Londra yine beyaz kıyafetlerini giydi. Bu sefer geçen senekinden çok daha şiddetli yağan kar 4. gününde herkese zorla kar tatili yaptırdı.
Kar yağdığı zaman hep Ankara'da geçen çocukluğum, Oğuz'la karlarda yuvarlana yuvarlana kar topu savaşı yaptığımız anlar geliyor. Normalde alışveriş ve sinema günümüz olan pazar yolların karlı olması nedeniyle ev saadeti gününe döndü bu hafta. Sıcacık çayımı içerken ayağımı uzatıp masum aşkların yaşandığı Kore dizilerini izlemek koşturmacalı bir haftanın sonunda pek iyi geldi.
Ama alışveriş yapmam şart. Soğuk havada tam ev kedisi olan Atakan'ı dürtüklemek suretiyle benimle beraber alışverişe sürükledim. Birinin aldıklarımı taşıması lazım değil mi ama? Normalde zaten bunun aslı görevi olduğunu bildiğinden hiç sesini çıkarmadan yola çıkar ama kara alışık olmadığından iki mırın kırın etti. Tabi karşısında karasal iklimin çemberinden geçmiş bir bünye olduğunu kendisine ifade ettikten sonra yola düştük.
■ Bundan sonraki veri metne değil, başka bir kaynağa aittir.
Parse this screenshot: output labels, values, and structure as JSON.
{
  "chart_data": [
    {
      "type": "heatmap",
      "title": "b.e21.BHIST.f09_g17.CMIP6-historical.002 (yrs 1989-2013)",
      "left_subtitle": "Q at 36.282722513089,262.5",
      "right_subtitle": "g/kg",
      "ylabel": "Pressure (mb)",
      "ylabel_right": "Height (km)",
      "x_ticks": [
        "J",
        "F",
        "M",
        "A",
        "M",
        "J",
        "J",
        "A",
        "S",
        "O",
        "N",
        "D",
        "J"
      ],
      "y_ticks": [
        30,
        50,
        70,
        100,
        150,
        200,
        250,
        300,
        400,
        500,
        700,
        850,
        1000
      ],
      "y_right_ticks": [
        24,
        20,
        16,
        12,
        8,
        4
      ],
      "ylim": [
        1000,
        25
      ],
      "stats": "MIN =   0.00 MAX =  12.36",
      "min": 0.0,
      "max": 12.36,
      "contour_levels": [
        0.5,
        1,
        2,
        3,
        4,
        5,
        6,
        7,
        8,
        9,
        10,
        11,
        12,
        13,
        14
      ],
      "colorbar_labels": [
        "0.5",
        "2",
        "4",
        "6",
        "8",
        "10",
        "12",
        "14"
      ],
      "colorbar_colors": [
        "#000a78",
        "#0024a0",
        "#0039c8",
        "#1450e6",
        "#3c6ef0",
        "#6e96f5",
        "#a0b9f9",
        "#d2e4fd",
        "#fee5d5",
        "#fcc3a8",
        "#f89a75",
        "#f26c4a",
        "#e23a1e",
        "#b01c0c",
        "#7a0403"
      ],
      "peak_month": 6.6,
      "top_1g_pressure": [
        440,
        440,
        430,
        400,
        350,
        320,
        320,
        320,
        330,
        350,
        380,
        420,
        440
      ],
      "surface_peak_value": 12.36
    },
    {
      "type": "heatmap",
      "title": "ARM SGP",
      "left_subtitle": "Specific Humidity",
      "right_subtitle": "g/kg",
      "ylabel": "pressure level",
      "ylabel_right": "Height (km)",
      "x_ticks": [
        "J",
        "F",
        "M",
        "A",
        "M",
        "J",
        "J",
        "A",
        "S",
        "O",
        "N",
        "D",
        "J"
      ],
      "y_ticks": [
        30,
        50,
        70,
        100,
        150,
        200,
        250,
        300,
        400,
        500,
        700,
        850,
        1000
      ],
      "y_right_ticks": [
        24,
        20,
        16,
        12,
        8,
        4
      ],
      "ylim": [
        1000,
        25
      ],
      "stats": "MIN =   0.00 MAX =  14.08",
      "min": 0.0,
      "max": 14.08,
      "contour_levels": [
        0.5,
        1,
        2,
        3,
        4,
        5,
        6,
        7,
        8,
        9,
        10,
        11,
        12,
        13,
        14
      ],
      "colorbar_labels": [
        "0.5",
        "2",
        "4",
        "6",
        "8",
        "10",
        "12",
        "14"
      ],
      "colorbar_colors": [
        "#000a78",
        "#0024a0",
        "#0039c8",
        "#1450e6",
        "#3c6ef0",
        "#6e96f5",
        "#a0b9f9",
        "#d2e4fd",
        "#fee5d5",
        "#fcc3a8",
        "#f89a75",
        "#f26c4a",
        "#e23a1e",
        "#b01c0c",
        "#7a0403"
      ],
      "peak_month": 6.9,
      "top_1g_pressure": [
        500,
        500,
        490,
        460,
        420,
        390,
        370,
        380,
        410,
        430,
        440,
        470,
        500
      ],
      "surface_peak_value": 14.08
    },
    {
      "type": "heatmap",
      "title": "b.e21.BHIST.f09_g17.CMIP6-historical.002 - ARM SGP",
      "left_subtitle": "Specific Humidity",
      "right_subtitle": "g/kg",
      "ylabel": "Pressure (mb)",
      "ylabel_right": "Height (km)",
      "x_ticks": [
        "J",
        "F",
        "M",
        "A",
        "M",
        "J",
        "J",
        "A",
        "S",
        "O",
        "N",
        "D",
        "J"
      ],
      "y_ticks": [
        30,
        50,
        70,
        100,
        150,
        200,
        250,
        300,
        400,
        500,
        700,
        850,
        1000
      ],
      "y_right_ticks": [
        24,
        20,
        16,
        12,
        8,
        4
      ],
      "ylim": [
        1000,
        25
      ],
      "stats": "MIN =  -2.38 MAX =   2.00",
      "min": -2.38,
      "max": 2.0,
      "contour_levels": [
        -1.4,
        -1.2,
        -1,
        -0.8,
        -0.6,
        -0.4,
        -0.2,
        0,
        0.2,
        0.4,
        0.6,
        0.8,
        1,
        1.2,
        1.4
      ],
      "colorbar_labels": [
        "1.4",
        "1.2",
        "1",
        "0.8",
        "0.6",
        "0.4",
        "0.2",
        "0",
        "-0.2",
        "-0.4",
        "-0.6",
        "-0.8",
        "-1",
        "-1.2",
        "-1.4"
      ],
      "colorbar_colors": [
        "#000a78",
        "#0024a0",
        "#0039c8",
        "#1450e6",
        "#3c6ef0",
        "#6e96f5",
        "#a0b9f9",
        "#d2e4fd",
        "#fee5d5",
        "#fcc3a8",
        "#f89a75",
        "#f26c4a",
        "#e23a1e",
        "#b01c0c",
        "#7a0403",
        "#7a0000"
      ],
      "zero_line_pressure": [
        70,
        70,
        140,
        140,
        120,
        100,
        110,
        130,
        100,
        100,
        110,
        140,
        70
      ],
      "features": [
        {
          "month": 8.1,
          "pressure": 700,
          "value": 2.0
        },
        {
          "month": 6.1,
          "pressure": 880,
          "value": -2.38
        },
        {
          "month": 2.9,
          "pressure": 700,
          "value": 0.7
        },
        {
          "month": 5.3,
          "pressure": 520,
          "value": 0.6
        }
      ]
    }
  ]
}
Gidecegimiz mesafe fazla değil aslında, o sadece alışverişe gittiğimizi sanıyor oysa benim başka planlarım var.

Yıllar önce sömestir tatili için gittiği Zonguldak'ın karından çok farklı tabi ki buranın elekten geçirilmiş incecik karı. Yine yıllar önce sevgili Özy- Gülocan ve Duygu ile Bornovadaki evimizin balkonunda poşet poşet taşıdığımız karlarla yaptığım kardan kadın geleneğini bozmayarak ilk gördüğüm karda gurbette de olsam kardan kadınımı yaptım.

Yılların ustalığı ile katmanları üst üste koyup, taze kar harçıyla mıhladıktan sonra detaylara giriştim. Bu nokrata şekil vermek için istediğim bıçak elime ulaşmadığı için karate darbeleriyle şekil vermek zorunda kaldığım sevgili kardan kadını evliliğimizin 7. ayı şerefine Atakan'a ithaf ettim.
Biter bitmez yoldan geçen bir kadın remini çekmek istedi, elbette dedim. Ne de olsa kar yağışı böyle devam ederse sabaha obez olacak sevgili kardan kadınım :)
Umarım memlekettekiler de üşenmeyip benim gibi karın beyaz masumiyetinin keyfini çıkarıyorlardır.